Our window overlooks one of San Diego many canyons, and despite that it’s December, the colors of the hillsides changes little in this dry landscape. The slopes remain a dull green, dotted by succulents, silk oaks, eucalyptus and palm trees. Our bird of paradise plants and the Bougainvillea are in bloom. My husband loves the mild climate, but my thoughts, each December, drift to times when the seasons were more distinct, autumn colors and the soft cascade of a first snow. Yet winter still announces her arrival, but it is in the change of light, the dark mornings. The angle of the sun has shifted, soon to be at its lowest arc in the sky. The Northern Hemisphere’s winter solstice occurs on December 21st, when the sun reaches its farthest southward point, and we experience the shortest day and longest night of the year.
The advent of winter solstice signals not only a change in light and seasons, but a time of celebrations, no matter our religious heritage or beliefs. The winter solstice was a time our ancestors associated with death and rebirth. As the days grew shorter and the sun began to sink lower into the sky, they feared the sun would completely disappear, leaving them to endure an existence of permanent cold and darkness. Imagine the primitive fear that accompanied those dark winter mornings, a feeling echoed in the first stanza of “Winter Solstice,” a poem by Jody Aliesan.
When you startle awake in the dark morning
heart pounding breathing fast
sitting bolt upright staring into
dark whirlpool black hole
feeling its suction…
The solstice was considered a turning point.

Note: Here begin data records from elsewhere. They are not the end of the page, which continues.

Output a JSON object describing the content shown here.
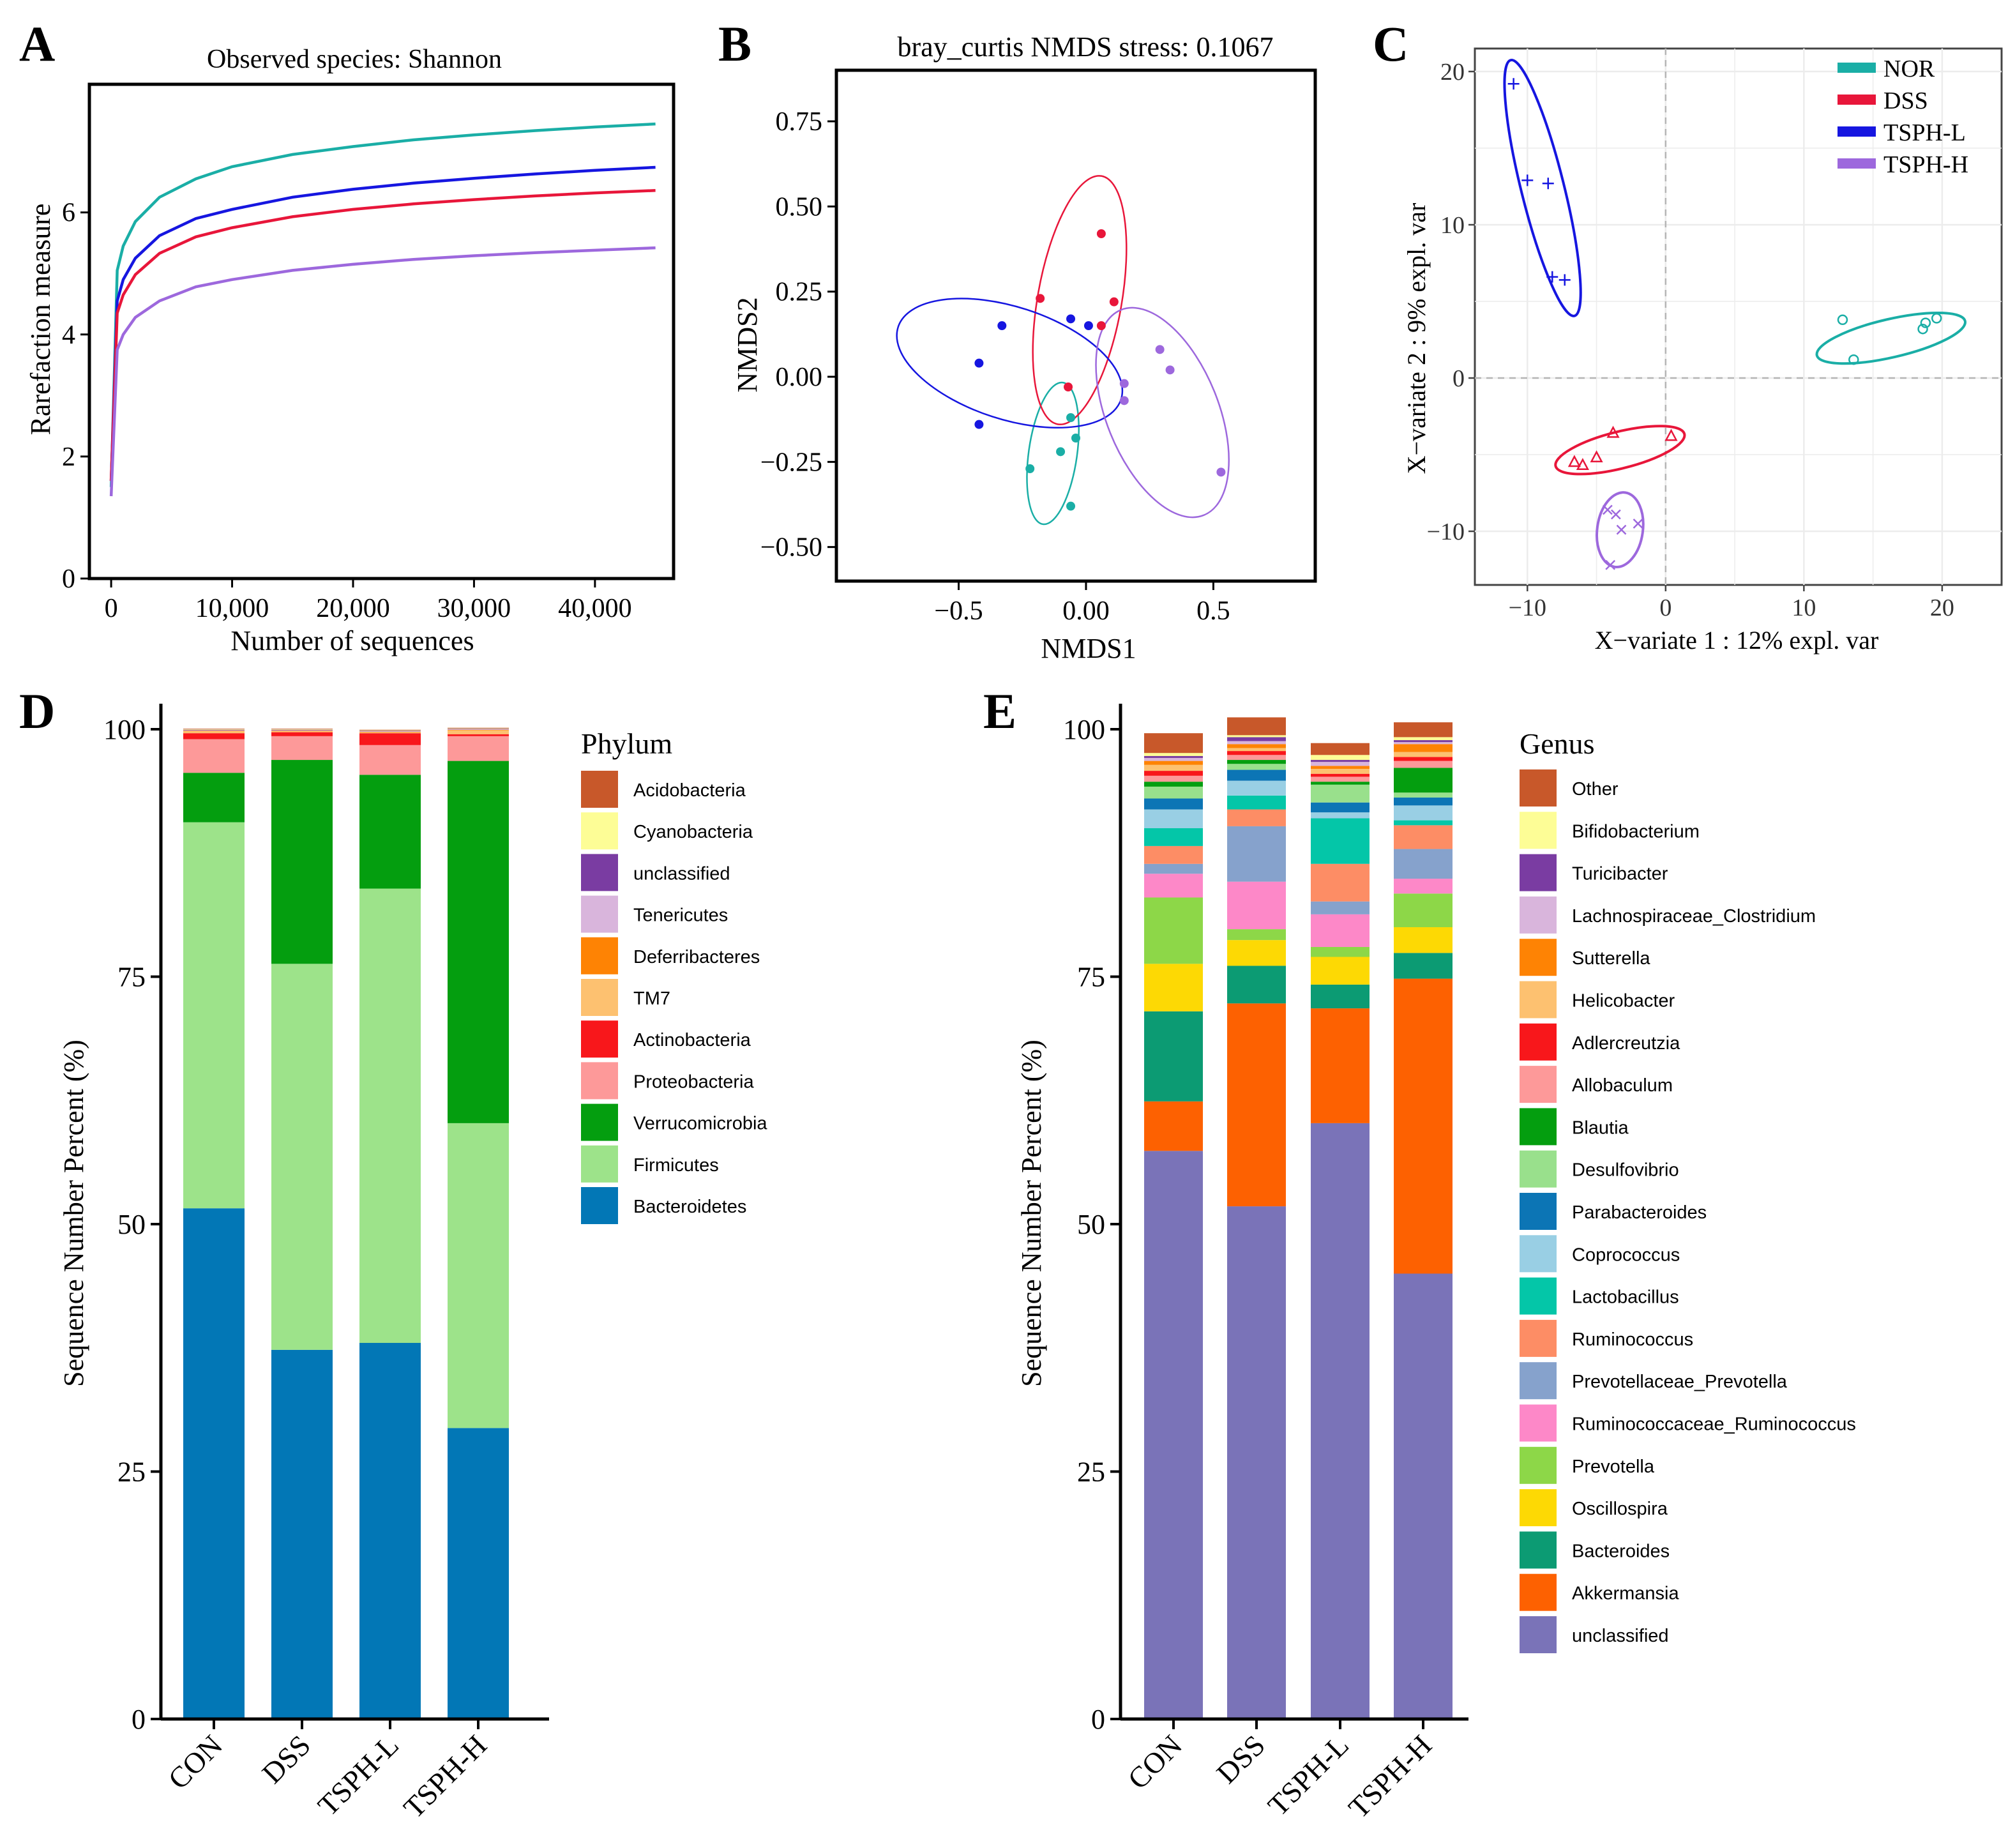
{
  "colors": {
    "NOR": "#1aaea6",
    "DSS": "#e8163a",
    "TSPH-L": "#1616e0",
    "TSPH-H": "#9d68dd"
  },
  "panels": {
    "A": {
      "letter": "A"
    },
    "B": {
      "letter": "B"
    },
    "C": {
      "letter": "C"
    },
    "D": {
      "letter": "D"
    },
    "E": {
      "letter": "E"
    }
  },
  "chart_data": [
    {
      "id": "A",
      "type": "line",
      "title": "Observed species: Shannon",
      "xlabel": "Number of sequences",
      "ylabel": "Rarefaction measure",
      "xlim": [
        -1800,
        46500
      ],
      "ylim": [
        0,
        8.1
      ],
      "xticks": [
        0,
        10000,
        20000,
        30000,
        40000
      ],
      "xtick_labels": [
        "0",
        "10,000",
        "20,000",
        "30,000",
        "40,000"
      ],
      "yticks": [
        0,
        2,
        4,
        6
      ],
      "ytick_labels": [
        "0",
        "2",
        "4",
        "6"
      ],
      "series": [
        {
          "name": "NOR",
          "color": "#1aaea6",
          "x": [
            0,
            500,
            1000,
            2000,
            4000,
            7000,
            10000,
            15000,
            20000,
            25000,
            30000,
            35000,
            40000,
            45000
          ],
          "y": [
            1.5,
            5.05,
            5.45,
            5.85,
            6.25,
            6.55,
            6.75,
            6.95,
            7.08,
            7.19,
            7.27,
            7.34,
            7.4,
            7.45
          ]
        },
        {
          "name": "TSPH-L",
          "color": "#1616e0",
          "x": [
            0,
            500,
            1000,
            2000,
            4000,
            7000,
            10000,
            15000,
            20000,
            25000,
            30000,
            35000,
            40000,
            45000
          ],
          "y": [
            1.6,
            4.55,
            4.9,
            5.25,
            5.62,
            5.9,
            6.05,
            6.25,
            6.38,
            6.48,
            6.56,
            6.63,
            6.69,
            6.74
          ]
        },
        {
          "name": "DSS",
          "color": "#e8163a",
          "x": [
            0,
            500,
            1000,
            2000,
            4000,
            7000,
            10000,
            15000,
            20000,
            25000,
            30000,
            35000,
            40000,
            45000
          ],
          "y": [
            1.6,
            4.35,
            4.65,
            4.98,
            5.33,
            5.6,
            5.75,
            5.93,
            6.05,
            6.14,
            6.21,
            6.27,
            6.32,
            6.36
          ]
        },
        {
          "name": "TSPH-H",
          "color": "#9d68dd",
          "x": [
            0,
            500,
            1000,
            2000,
            4000,
            7000,
            10000,
            15000,
            20000,
            25000,
            30000,
            35000,
            40000,
            45000
          ],
          "y": [
            1.35,
            3.75,
            4.0,
            4.28,
            4.55,
            4.78,
            4.9,
            5.05,
            5.15,
            5.23,
            5.29,
            5.34,
            5.38,
            5.42
          ]
        }
      ]
    },
    {
      "id": "B",
      "type": "scatter",
      "title": "bray_curtis NMDS stress: 0.1067",
      "xlabel": "NMDS1",
      "ylabel": "NMDS2",
      "xlim": [
        -0.98,
        0.9
      ],
      "ylim": [
        -0.6,
        0.9
      ],
      "xticks": [
        -0.5,
        0,
        0.5
      ],
      "xtick_labels": [
        "−0.5",
        "0.00",
        "0.5"
      ],
      "yticks": [
        0.75,
        0.5,
        0.25,
        0,
        -0.25,
        -0.5
      ],
      "ytick_labels": [
        "0.75",
        "0.50",
        "0.25",
        "0.00",
        "−0.25",
        "−0.50"
      ],
      "series": [
        {
          "name": "NOR",
          "color": "#1aaea6",
          "points": [
            [
              -0.06,
              -0.12
            ],
            [
              -0.04,
              -0.18
            ],
            [
              -0.22,
              -0.27
            ],
            [
              -0.1,
              -0.22
            ],
            [
              -0.06,
              -0.38
            ]
          ],
          "ellipse": {
            "cx": -0.13,
            "cy": -0.225,
            "rx": 0.095,
            "ry": 0.21,
            "rot": 8
          }
        },
        {
          "name": "DSS",
          "color": "#e8163a",
          "points": [
            [
              0.06,
              0.42
            ],
            [
              -0.18,
              0.23
            ],
            [
              0.11,
              0.22
            ],
            [
              0.06,
              0.15
            ],
            [
              -0.07,
              -0.03
            ]
          ],
          "ellipse": {
            "cx": -0.025,
            "cy": 0.225,
            "rx": 0.165,
            "ry": 0.37,
            "rot": 10
          }
        },
        {
          "name": "TSPH-L",
          "color": "#1616e0",
          "points": [
            [
              -0.33,
              0.15
            ],
            [
              -0.42,
              0.04
            ],
            [
              -0.42,
              -0.14
            ],
            [
              -0.06,
              0.17
            ],
            [
              0.01,
              0.15
            ]
          ],
          "ellipse": {
            "cx": -0.3,
            "cy": 0.04,
            "rx": 0.46,
            "ry": 0.165,
            "rot": 18
          }
        },
        {
          "name": "TSPH-H",
          "color": "#9d68dd",
          "points": [
            [
              0.29,
              0.08
            ],
            [
              0.33,
              0.02
            ],
            [
              0.15,
              -0.02
            ],
            [
              0.15,
              -0.07
            ],
            [
              0.53,
              -0.28
            ]
          ],
          "ellipse": {
            "cx": 0.3,
            "cy": -0.105,
            "rx": 0.22,
            "ry": 0.325,
            "rot": -22
          }
        }
      ]
    },
    {
      "id": "C",
      "type": "scatter",
      "title": "",
      "xlabel": "X−variate 1 : 12% expl. var",
      "ylabel": "X−variate 2 : 9% expl. var",
      "xlim": [
        -13.8,
        24.3
      ],
      "ylim": [
        -13.5,
        21.5
      ],
      "xticks": [
        -10,
        0,
        10,
        20
      ],
      "xtick_labels": [
        "−10",
        "0",
        "10",
        "20"
      ],
      "yticks": [
        20,
        10,
        0,
        -10
      ],
      "ytick_labels": [
        "20",
        "10",
        "0",
        "−10"
      ],
      "series": [
        {
          "name": "NOR",
          "color": "#1aaea6",
          "marker": "circle",
          "points": [
            [
              12.8,
              3.8
            ],
            [
              13.6,
              1.2
            ],
            [
              18.6,
              3.2
            ],
            [
              18.8,
              3.6
            ],
            [
              19.6,
              3.9
            ]
          ],
          "ellipse": {
            "cx": 16.3,
            "cy": 2.6,
            "rx": 5.5,
            "ry": 1.25,
            "rot": -13
          }
        },
        {
          "name": "DSS",
          "color": "#e8163a",
          "marker": "triangle",
          "points": [
            [
              -3.8,
              -3.6
            ],
            [
              0.4,
              -3.8
            ],
            [
              -5.0,
              -5.2
            ],
            [
              -6.6,
              -5.5
            ],
            [
              -6.0,
              -5.7
            ]
          ],
          "ellipse": {
            "cx": -3.3,
            "cy": -4.7,
            "rx": 4.8,
            "ry": 1.2,
            "rot": -14
          }
        },
        {
          "name": "TSPH-L",
          "color": "#1616e0",
          "marker": "plus",
          "points": [
            [
              -11.0,
              19.2
            ],
            [
              -10.0,
              12.9
            ],
            [
              -8.5,
              12.7
            ],
            [
              -8.2,
              6.6
            ],
            [
              -7.3,
              6.4
            ]
          ],
          "ellipse": {
            "cx": -8.9,
            "cy": 12.4,
            "rx": 1.55,
            "ry": 8.6,
            "rot": -14
          }
        },
        {
          "name": "TSPH-H",
          "color": "#9d68dd",
          "marker": "cross",
          "points": [
            [
              -4.2,
              -8.6
            ],
            [
              -3.6,
              -8.9
            ],
            [
              -3.2,
              -9.9
            ],
            [
              -2.0,
              -9.5
            ],
            [
              -4.0,
              -12.2
            ]
          ],
          "ellipse": {
            "cx": -3.3,
            "cy": -9.9,
            "rx": 1.65,
            "ry": 2.45,
            "rot": 8
          }
        }
      ],
      "legend": [
        "NOR",
        "DSS",
        "TSPH-L",
        "TSPH-H"
      ]
    },
    {
      "id": "D",
      "type": "bar",
      "stacked": true,
      "ylabel": "Sequence Number Percent (%)",
      "ylim": [
        0,
        100
      ],
      "yticks": [
        0,
        25,
        50,
        75,
        100
      ],
      "ytick_labels": [
        "0",
        "25",
        "50",
        "75",
        "100"
      ],
      "categories": [
        "CON",
        "DSS",
        "TSPH-L",
        "TSPH-H"
      ],
      "legend_title": "Phylum",
      "series": [
        {
          "name": "Bacteroidetes",
          "color": "#0277b6",
          "values": [
            51.6,
            37.3,
            38.0,
            29.4
          ]
        },
        {
          "name": "Firmicutes",
          "color": "#9de38a",
          "values": [
            39.0,
            39.0,
            45.9,
            30.8
          ]
        },
        {
          "name": "Verrucomicrobia",
          "color": "#049e0f",
          "values": [
            5.0,
            20.6,
            11.5,
            36.6
          ]
        },
        {
          "name": "Proteobacteria",
          "color": "#fd9999",
          "values": [
            3.4,
            2.4,
            3.0,
            2.5
          ]
        },
        {
          "name": "Actinobacteria",
          "color": "#f8171b",
          "values": [
            0.6,
            0.4,
            1.2,
            0.2
          ]
        },
        {
          "name": "TM7",
          "color": "#fdc170",
          "values": [
            0.2,
            0.1,
            0.1,
            0.4
          ]
        },
        {
          "name": "Deferribacteres",
          "color": "#fe8304",
          "values": [
            0.05,
            0.05,
            0.05,
            0.05
          ]
        },
        {
          "name": "Tenericutes",
          "color": "#d9b5dc",
          "values": [
            0.05,
            0.05,
            0.05,
            0.05
          ]
        },
        {
          "name": "unclassified",
          "color": "#7a3ca2",
          "values": [
            0.05,
            0.05,
            0.05,
            0.05
          ]
        },
        {
          "name": "Cyanobacteria",
          "color": "#fdfd96",
          "values": [
            0.05,
            0.05,
            0.05,
            0.05
          ]
        },
        {
          "name": "Acidobacteria",
          "color": "#c8582a",
          "values": [
            0.05,
            0.05,
            0.05,
            0.05
          ]
        }
      ]
    },
    {
      "id": "E",
      "type": "bar",
      "stacked": true,
      "ylabel": "Sequence Number Percent (%)",
      "ylim": [
        0,
        100
      ],
      "yticks": [
        0,
        25,
        50,
        75,
        100
      ],
      "ytick_labels": [
        "0",
        "25",
        "50",
        "75",
        "100"
      ],
      "categories": [
        "CON",
        "DSS",
        "TSPH-L",
        "TSPH-H"
      ],
      "legend_title": "Genus",
      "series": [
        {
          "name": "unclassified",
          "color": "#7a73b8",
          "values": [
            57.4,
            51.8,
            60.2,
            45.0
          ]
        },
        {
          "name": "Akkermansia",
          "color": "#fd6101",
          "values": [
            5.0,
            20.5,
            11.6,
            29.8
          ]
        },
        {
          "name": "Bacteroides",
          "color": "#0c9b73",
          "values": [
            9.1,
            3.8,
            2.4,
            2.6
          ]
        },
        {
          "name": "Oscillospira",
          "color": "#fdd904",
          "values": [
            4.8,
            2.6,
            2.8,
            2.6
          ]
        },
        {
          "name": "Prevotella",
          "color": "#8dd748",
          "values": [
            6.7,
            1.1,
            1.0,
            3.4
          ]
        },
        {
          "name": "Ruminococcaceae_Ruminococcus",
          "color": "#fd88c8",
          "values": [
            2.4,
            4.8,
            3.3,
            1.5
          ]
        },
        {
          "name": "Prevotellaceae_Prevotella",
          "color": "#86a2cc",
          "values": [
            1.0,
            5.6,
            1.3,
            3.0
          ]
        },
        {
          "name": "Ruminococcus",
          "color": "#fd8d65",
          "values": [
            1.8,
            1.7,
            3.8,
            2.4
          ]
        },
        {
          "name": "Lactobacillus",
          "color": "#04c6a8",
          "values": [
            1.8,
            1.4,
            4.6,
            0.5
          ]
        },
        {
          "name": "Coprococcus",
          "color": "#99cfe4",
          "values": [
            1.9,
            1.5,
            0.6,
            1.5
          ]
        },
        {
          "name": "Parabacteroides",
          "color": "#0c75b5",
          "values": [
            1.1,
            1.1,
            1.0,
            0.8
          ]
        },
        {
          "name": "Desulfovibrio",
          "color": "#99e08c",
          "values": [
            1.2,
            0.6,
            1.8,
            0.5
          ]
        },
        {
          "name": "Blautia",
          "color": "#049e0f",
          "values": [
            0.5,
            0.4,
            0.3,
            2.5
          ]
        },
        {
          "name": "Allobaculum",
          "color": "#fd9999",
          "values": [
            0.6,
            0.5,
            0.5,
            0.7
          ]
        },
        {
          "name": "Adlercreutzia",
          "color": "#f8171b",
          "values": [
            0.5,
            0.4,
            0.3,
            0.4
          ]
        },
        {
          "name": "Helicobacter",
          "color": "#fdc170",
          "values": [
            0.6,
            0.3,
            0.5,
            0.5
          ]
        },
        {
          "name": "Sutterella",
          "color": "#fe8304",
          "values": [
            0.4,
            0.4,
            0.3,
            0.8
          ]
        },
        {
          "name": "Lachnospiraceae_Clostridium",
          "color": "#d9b5dc",
          "values": [
            0.3,
            0.3,
            0.4,
            0.2
          ]
        },
        {
          "name": "Turicibacter",
          "color": "#7a3ca2",
          "values": [
            0.2,
            0.4,
            0.2,
            0.2
          ]
        },
        {
          "name": "Bifidobacterium",
          "color": "#fdfd96",
          "values": [
            0.3,
            0.2,
            0.5,
            0.3
          ]
        },
        {
          "name": "Other",
          "color": "#c8582a",
          "values": [
            2.0,
            1.8,
            1.2,
            1.5
          ]
        }
      ]
    }
  ]
}
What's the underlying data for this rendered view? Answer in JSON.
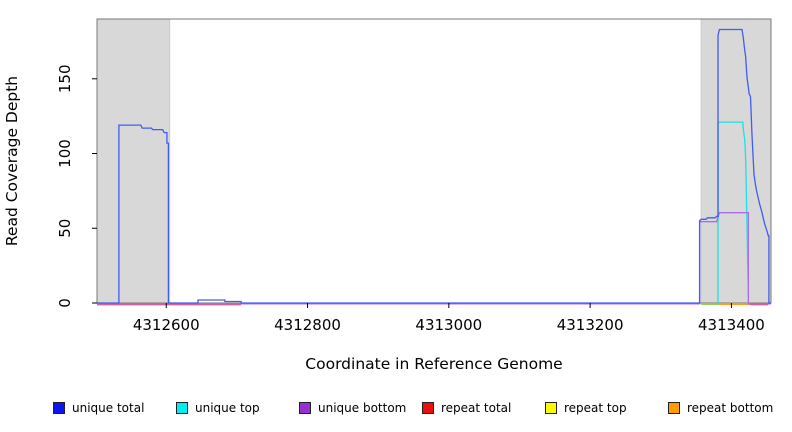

It marked the gradual return of the sun and promise of warmer seasons. Even though winter was far from over, the solstice a time of celebration, usually taking place a few days later, the time many of us will celebrate the Christmas and Hanukkah holidays.
Aleisan’s poem echoes that same sense of promise the ancients associated with the solstice, something I experience in the darkness of winter mornings. She reminds us of the comfort to be found in the beauty of darkness: stars close together, winter moon rising, or an owl in the distance, and how, out of the darkness, a sense of rebirth emerges.
already light is returning pairs of wings
lift softly off your eyelids one by one
each feathered edge clearer between you
and the pearl veil of day…
(From: Grief Sweat, Broken Moon Press, 1990)
This week, why not use the metaphor of winter, of solstice, to reframe your experience with cancer or another difficult time in your life, a time when hope seemed to fade and you feared little more than darkness.
- Did your experience a kind of “death” and rebirth?
- Move from darkness into light?
- Discover a sense of life renewed?
Or, like me, perhaps you find comfort in the quiet of dark mornings. Try describing something you love about dark winter mornings in a short poem.
It’s comforting to look up from this roof
and feel that, while all changes, nothing’s lost,
to recollect that in antiquity the winter solstice fell in Capricorn
and that, in the Orion Nebula,
from swirling gas, new stars are being born.
“Toward the Winter Solstice” by Timothy Steele, from Toward the Winter Solstice. © Swallow Press, 2005.